Enhancing and Converting the Conceptual Model
Having completed all the reverse engineering and data analysis to obtain the conceptual data model, one can commence with the ontological analysis. For instance, whilst improving the conceptual data model, one could add a section of another ontology for use or interoperability, alike the GO, improve on the naming and meaning of the relationships as perhaps some of them have the same meaning as those in a foundational ontology, add constraints (notably: disjointness), and so forth. Subsequently, it will have to be converted to a suitable logic.
There are several tools that convert a conceptual model, especially UML Class Diagrams, into OWL, but they have only partial coverage and its algorithms are unclear; for instance, on how one should transform ternaries and what to do with the attributes (recall Section 6.1: Foundational Ontologies "Typical Content of a Foundational Ontology"). In addition, they work only with a subset of UML diagrams due to the differences in UML tool implementations (which is due to ambiguity emanating from the OMG standard and differences across versions); hence, a careful post-transformation analysis will have to be carried out.

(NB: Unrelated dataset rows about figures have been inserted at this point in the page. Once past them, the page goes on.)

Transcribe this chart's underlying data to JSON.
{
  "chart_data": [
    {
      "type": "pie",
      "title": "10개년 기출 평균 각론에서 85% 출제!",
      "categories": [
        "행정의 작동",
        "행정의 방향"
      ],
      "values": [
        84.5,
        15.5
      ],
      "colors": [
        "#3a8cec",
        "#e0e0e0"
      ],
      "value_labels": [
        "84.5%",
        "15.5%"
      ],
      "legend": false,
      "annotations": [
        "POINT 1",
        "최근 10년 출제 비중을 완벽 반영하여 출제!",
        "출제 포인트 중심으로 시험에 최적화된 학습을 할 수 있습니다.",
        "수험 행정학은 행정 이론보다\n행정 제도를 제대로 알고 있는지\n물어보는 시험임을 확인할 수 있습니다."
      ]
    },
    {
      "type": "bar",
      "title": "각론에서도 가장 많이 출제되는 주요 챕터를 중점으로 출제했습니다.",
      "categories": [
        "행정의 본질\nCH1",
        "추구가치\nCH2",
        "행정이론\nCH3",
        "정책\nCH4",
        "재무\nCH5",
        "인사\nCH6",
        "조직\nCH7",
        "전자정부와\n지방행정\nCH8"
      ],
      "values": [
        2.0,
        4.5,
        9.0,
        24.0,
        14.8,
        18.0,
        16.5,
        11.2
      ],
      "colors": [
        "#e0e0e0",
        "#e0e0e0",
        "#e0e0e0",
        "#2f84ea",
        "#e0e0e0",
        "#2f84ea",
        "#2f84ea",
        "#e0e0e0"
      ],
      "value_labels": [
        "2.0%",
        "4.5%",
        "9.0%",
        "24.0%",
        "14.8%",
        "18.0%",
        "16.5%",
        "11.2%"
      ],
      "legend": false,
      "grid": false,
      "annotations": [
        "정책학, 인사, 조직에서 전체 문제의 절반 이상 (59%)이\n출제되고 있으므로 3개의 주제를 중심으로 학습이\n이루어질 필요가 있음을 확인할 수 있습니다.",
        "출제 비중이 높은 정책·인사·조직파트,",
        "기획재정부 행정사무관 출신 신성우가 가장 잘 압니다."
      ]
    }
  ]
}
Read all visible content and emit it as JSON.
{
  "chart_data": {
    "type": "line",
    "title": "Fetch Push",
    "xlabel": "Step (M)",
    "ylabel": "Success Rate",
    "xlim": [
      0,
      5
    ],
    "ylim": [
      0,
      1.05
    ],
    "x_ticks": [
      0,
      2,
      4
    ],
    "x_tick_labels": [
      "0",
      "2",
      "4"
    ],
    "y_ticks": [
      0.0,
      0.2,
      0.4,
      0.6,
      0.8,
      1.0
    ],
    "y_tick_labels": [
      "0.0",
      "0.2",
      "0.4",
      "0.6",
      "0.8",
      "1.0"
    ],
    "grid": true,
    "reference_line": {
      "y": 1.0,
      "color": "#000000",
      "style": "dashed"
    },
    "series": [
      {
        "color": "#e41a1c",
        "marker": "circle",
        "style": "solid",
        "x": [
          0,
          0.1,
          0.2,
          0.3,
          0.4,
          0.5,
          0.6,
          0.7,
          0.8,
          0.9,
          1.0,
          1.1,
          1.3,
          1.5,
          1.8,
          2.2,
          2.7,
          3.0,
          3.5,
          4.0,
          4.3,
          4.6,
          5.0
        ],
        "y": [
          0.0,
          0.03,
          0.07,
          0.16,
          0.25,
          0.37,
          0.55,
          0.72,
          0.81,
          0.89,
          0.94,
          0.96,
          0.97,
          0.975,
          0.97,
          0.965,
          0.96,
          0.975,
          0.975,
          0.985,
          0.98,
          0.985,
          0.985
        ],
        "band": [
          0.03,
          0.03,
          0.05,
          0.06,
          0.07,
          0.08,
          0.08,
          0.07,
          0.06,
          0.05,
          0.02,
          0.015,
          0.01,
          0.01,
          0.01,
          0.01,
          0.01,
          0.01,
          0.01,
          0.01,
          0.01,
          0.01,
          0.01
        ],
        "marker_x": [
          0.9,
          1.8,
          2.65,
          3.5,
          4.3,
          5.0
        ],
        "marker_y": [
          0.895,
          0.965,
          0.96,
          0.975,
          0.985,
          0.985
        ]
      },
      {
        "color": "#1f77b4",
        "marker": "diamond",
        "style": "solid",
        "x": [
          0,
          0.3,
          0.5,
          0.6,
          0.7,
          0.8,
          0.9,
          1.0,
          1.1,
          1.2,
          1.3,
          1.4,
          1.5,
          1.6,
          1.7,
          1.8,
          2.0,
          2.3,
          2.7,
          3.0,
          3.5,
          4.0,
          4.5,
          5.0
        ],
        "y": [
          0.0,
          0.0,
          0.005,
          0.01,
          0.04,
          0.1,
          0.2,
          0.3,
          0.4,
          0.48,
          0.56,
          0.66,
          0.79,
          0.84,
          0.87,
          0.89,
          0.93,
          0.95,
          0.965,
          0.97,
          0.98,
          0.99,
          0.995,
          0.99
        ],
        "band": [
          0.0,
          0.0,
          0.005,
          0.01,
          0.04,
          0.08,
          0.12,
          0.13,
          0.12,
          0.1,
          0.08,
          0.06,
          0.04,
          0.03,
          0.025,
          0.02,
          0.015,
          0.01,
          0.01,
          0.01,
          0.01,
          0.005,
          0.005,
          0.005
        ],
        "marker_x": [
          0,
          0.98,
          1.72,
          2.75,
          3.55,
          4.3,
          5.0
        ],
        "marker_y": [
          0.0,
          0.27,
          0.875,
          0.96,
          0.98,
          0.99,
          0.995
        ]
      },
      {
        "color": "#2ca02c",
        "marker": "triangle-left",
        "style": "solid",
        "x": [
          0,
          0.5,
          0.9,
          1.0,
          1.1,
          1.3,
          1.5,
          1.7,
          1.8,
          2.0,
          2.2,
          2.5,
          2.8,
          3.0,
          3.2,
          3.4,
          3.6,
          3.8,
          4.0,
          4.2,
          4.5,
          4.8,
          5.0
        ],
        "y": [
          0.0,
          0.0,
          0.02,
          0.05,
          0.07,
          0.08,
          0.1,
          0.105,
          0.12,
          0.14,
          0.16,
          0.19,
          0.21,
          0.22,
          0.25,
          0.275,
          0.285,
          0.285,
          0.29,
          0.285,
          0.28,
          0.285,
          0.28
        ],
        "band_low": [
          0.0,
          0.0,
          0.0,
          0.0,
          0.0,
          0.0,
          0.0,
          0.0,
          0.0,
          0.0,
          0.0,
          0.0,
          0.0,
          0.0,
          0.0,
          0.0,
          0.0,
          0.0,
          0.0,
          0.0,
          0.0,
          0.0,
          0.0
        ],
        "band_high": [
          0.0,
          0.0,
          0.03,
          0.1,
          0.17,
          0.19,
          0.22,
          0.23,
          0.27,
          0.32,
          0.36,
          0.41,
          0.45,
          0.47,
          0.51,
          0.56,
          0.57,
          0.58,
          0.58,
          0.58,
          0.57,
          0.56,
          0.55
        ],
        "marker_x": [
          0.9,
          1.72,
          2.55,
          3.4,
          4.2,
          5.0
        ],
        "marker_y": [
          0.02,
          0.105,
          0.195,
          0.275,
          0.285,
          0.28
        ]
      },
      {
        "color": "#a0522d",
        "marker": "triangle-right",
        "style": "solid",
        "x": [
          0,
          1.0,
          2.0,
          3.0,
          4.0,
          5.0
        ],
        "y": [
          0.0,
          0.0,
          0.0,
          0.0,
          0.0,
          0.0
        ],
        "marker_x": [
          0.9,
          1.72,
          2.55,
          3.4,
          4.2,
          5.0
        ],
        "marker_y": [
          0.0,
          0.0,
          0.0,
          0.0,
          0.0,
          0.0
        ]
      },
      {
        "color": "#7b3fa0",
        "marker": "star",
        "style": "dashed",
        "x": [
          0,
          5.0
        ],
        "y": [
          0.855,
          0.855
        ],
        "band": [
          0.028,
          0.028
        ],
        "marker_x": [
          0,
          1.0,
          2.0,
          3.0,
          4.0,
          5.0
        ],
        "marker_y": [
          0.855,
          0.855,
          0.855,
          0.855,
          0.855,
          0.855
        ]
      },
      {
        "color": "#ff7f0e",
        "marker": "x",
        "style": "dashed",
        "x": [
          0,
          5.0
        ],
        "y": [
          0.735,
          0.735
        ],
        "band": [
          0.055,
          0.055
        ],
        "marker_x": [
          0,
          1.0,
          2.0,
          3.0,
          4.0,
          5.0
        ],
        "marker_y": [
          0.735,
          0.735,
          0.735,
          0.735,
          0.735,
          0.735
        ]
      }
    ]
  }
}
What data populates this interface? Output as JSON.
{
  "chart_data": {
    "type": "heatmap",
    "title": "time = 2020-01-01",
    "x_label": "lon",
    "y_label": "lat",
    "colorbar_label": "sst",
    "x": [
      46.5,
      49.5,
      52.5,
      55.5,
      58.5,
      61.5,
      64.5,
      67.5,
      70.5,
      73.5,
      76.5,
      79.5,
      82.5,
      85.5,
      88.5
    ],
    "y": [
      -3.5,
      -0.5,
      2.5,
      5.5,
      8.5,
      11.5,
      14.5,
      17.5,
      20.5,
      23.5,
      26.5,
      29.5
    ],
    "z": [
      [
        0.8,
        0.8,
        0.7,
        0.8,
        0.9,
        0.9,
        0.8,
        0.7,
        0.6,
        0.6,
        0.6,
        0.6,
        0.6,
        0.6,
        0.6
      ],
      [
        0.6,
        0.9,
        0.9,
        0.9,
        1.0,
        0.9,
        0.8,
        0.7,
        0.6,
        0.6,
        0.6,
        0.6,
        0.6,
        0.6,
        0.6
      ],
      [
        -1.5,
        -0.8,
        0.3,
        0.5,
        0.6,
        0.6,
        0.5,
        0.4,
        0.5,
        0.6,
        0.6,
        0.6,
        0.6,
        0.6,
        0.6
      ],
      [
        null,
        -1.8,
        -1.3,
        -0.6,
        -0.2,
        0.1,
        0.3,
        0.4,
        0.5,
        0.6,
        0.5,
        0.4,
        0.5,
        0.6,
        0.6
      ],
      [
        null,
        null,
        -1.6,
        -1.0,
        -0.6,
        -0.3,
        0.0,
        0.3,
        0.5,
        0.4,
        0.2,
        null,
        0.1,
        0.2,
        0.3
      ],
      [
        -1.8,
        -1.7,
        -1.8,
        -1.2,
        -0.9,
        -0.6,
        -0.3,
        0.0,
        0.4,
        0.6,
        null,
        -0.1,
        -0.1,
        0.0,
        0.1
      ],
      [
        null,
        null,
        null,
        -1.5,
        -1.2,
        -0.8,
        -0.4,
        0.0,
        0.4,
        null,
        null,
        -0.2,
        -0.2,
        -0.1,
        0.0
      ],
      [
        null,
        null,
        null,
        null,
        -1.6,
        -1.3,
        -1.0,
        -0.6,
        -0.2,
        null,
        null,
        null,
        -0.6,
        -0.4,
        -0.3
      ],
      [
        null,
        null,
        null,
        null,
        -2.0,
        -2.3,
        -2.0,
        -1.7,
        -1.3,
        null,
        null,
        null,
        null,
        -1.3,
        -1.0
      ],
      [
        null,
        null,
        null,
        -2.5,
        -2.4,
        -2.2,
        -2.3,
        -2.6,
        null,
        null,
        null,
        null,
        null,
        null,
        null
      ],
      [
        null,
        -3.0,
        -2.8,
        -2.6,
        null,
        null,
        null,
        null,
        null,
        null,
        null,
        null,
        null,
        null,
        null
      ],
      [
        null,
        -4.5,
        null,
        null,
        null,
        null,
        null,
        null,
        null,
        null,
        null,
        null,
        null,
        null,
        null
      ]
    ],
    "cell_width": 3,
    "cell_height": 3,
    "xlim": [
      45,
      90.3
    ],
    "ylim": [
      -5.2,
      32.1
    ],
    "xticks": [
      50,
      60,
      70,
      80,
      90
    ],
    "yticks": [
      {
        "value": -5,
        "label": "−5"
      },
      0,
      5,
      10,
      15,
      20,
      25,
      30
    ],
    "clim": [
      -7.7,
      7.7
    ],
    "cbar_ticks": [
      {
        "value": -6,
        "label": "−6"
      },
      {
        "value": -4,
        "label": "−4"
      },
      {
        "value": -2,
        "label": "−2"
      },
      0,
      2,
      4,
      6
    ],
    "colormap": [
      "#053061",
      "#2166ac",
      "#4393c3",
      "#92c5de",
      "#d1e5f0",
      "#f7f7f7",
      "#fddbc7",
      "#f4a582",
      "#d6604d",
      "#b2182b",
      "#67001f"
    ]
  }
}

One also could switch these steps by first converting a schema to OWL and then perform the ontological analysis.
Other Languages and OWL
Imperfect transformations from other languages, such as the common OBO format [GH07, HOD+10] and a pure frames-based approach [ZBG06], are available, which also describe the challenges to create them.
OBO is a Directed Acyclic Graph mainly for classes and a few relationships (mainly
is a and
part of), which relatively easily can be mapped into OWL, and the extras (a.o., date, saved by, remark) could go in OWL’s annotations. There are a few mismatches and ‘work-arounds’, such as the
inverse-necessary, and a non-mappable antisymmetry (cannot be represented in OWL). As a result, there are several OBO-in-OWL mappings, of which some are more comprehensive than others. The latest/official mapping available from oboformat.org (superseding the earlier mapping by [GH07]), which is also implemented in the OWL API. Most OBO ontologies now also have an OWL version (consult OBO Foundry, BioPortal), but keep both, for each has their advantages (at present). There is one salient difference between OWL and OBO ontologies—more precisely: the approach to modelling—which also affects multilingual ontologies (Section 9.1: Toward Multilingual Ontologies), and how an OBO ontology in Protégé is displayed. In OWL, you typically give a class a human readable name, whereas in OBO, a class is assigned an identifier and the name is associated to that with a label (OBO people who moved to OWL maintain that practice, so numbers as class names do not imply it was natively an OBO ontology). Newer versions of ontology editors lets the user choose how to render the ontology in the interface, by name or by label. If you find an ontology online and the class names are something alike
IAO12345, then it was likely an OBO ontology converted into OWL, and you’ll have to change the view so that it will show the labels instead of those meaningless numbers.
While OBO and the older frames-based Protégé do serve a user base, their overall impact on widespread bottom-up ontology development for the Semantic Web is likely to be less than the potential that might possibly be unlocked with leveraging knowledge of existing (relational) databases to start developing ontologies.
1For conceptual data modeling languages, among others, the Object Management Group’s Ontology definition metamodel (http://www.omg.org/spec/ODM/1.0/) is exploring interactions between UML and OWL & RDF, and there are various results on mapping ER, EER, UML, ORM and/or ORM2 into a suitable or convenient DL language. This ‘application of Ontology and ontologies’ areas are deemed outside the book’s current scope.